Startup entrepreneurs in Pune feel relived from angel tax scrutiny

The union budget has announced a host of incentives for entrepreneurs and startups, including a TV programme exclusively for startups; easing foreign direct investment rules into startup segments like grocery, e-commerce and food delivery; proposing a host of enhancements to the digital payment systems ecosystem that would help fintech startups; incentives for electric vehicles that would help related startups; getting loans up to ₹1 crore in 59 minutes; and ensuring that startups do not feel the heat of angel tax from I-T authorities. The budget also proposed 100% FDI in insurance intermediaries, which will benefit digital insurance startups.

“Good measures are extension of Startup India to 2025, training in new age technologies, livelihood incubators and support for agri entrepreneurs. Government could have introduced tax breaks for angel investors as it exists in other countries and, most importantly, government processes and functionaries especially at leaf node continue to operate in archaic and obstructive ways, creating difficulties for startups,” said Kiran Deshpande, president TiE Pune and co-founder Mojo Networks.

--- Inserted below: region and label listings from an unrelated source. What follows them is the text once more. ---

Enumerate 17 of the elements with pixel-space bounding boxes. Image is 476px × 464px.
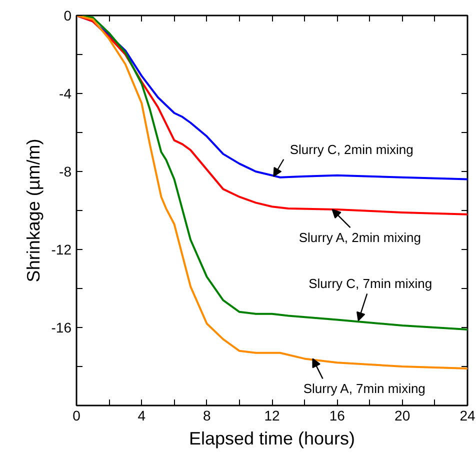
y-axis-title: Shrinkage (µm/m) [23, 138, 44, 282]
x-tick-label: 12 [264, 408, 280, 424]
y-tick-label: -8 [59, 164, 72, 180]
annotation: Slurry C, 7min mixing [308, 276, 432, 292]
annotation: Slurry A, 7min mixing [303, 381, 426, 396]
x-tick-label: 20 [394, 408, 410, 424]
y-tick-label: -4 [59, 86, 72, 102]
x-axis-title: Elapsed time (hours) [188, 428, 356, 448]
x-tick-label: 4 [138, 408, 146, 424]
y-tick-label: -12 [51, 242, 72, 258]
x-tick-label: 16 [329, 408, 346, 424]
x-tick-label: 8 [202, 408, 211, 424]
y-tick-label: 0 [64, 8, 72, 24]
y-tick-label: -16 [51, 320, 72, 336]
x-tick-label: 24 [460, 408, 476, 424]
annotation: Slurry C, 2min mixing [290, 142, 414, 157]
annotation: Slurry A, 2min mixing [298, 230, 421, 246]
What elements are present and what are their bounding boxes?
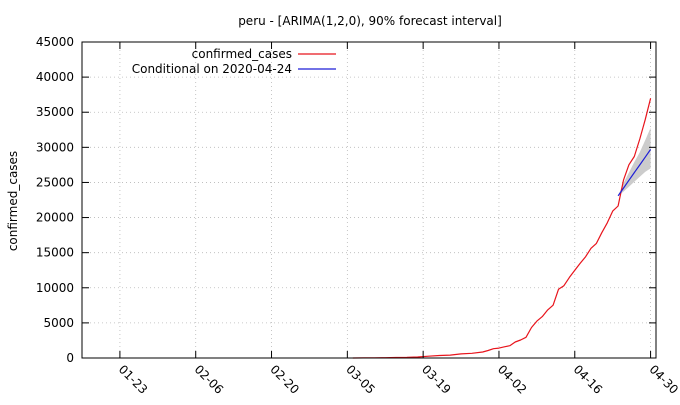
x-tick-label: 02-20 (267, 362, 302, 397)
legend: confirmed_cases Conditional on 2020-04-2… (132, 47, 336, 76)
y-axis-label: confirmed_cases (6, 151, 20, 251)
y-tick-label: 5000 (43, 316, 74, 330)
chart-title: peru - [ARIMA(1,2,0), 90% forecast inter… (238, 14, 502, 28)
y-tick-label: 45000 (36, 35, 74, 49)
x-tick-label: 03-05 (343, 362, 378, 397)
x-tick-label: 04-16 (571, 362, 606, 397)
grid-lines (82, 42, 656, 358)
y-tick-label: 40000 (36, 70, 74, 84)
y-tick-label: 0 (66, 351, 74, 365)
x-tick-label: 03-19 (419, 362, 454, 397)
y-tick-label: 20000 (36, 211, 74, 225)
y-tick-label: 10000 (36, 281, 74, 295)
forecast-band-layer (618, 127, 651, 196)
y-tick-label: 15000 (36, 246, 74, 260)
y-tick-label: 25000 (36, 175, 74, 189)
series-line-confirmed-cases (352, 98, 652, 359)
y-tick-label: 35000 (36, 105, 74, 119)
x-tick-label: 04-30 (646, 362, 680, 397)
x-tick-label: 02-06 (192, 362, 227, 397)
x-tick-label: 01-23 (116, 362, 151, 397)
x-tick-label: 04-02 (495, 362, 530, 397)
y-tick-label: 30000 (36, 140, 74, 154)
x-axis-ticks: 01-23 02-06 02-20 03-05 03-19 04-02 04-16 04-30 (116, 42, 680, 397)
series-layer (352, 98, 652, 359)
legend-label-confirmed-cases: confirmed_cases (192, 47, 292, 61)
series-line-conditional-forecast (617, 149, 652, 197)
legend-label-conditional: Conditional on 2020-04-24 (132, 62, 292, 76)
plot-frame (81, 41, 657, 359)
y-axis-ticks: 0 5000 10000 15000 20000 25000 30000 35000 40000… (36, 35, 656, 365)
forecast-interval-band (618, 127, 651, 196)
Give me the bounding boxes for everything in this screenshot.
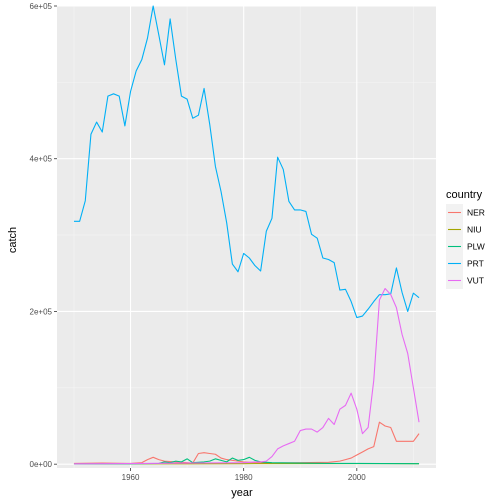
legend-label-niu: NIU: [467, 225, 482, 235]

“Intention to encourage startup by government is welcome, but tax officers need to upgrade their knowledge about digital economy. No requirement to explain fair share pricing by startups to tax department is yet another welcome move by government. Yet the speed of reform and sensitisation of babus need to speed up with same speed as technology and digital economy is progressing. Angle investment tax related changes are welcome, though process seems still complicated, but a big disappointment for small businesses. They will continue to pay 25% taxes, while companies earning up to ₹400 crore also will pay 25% taxes.” Siddarth Deshmukh, founder and CEO, Shimbi Computing Laboratories Pvt ltd.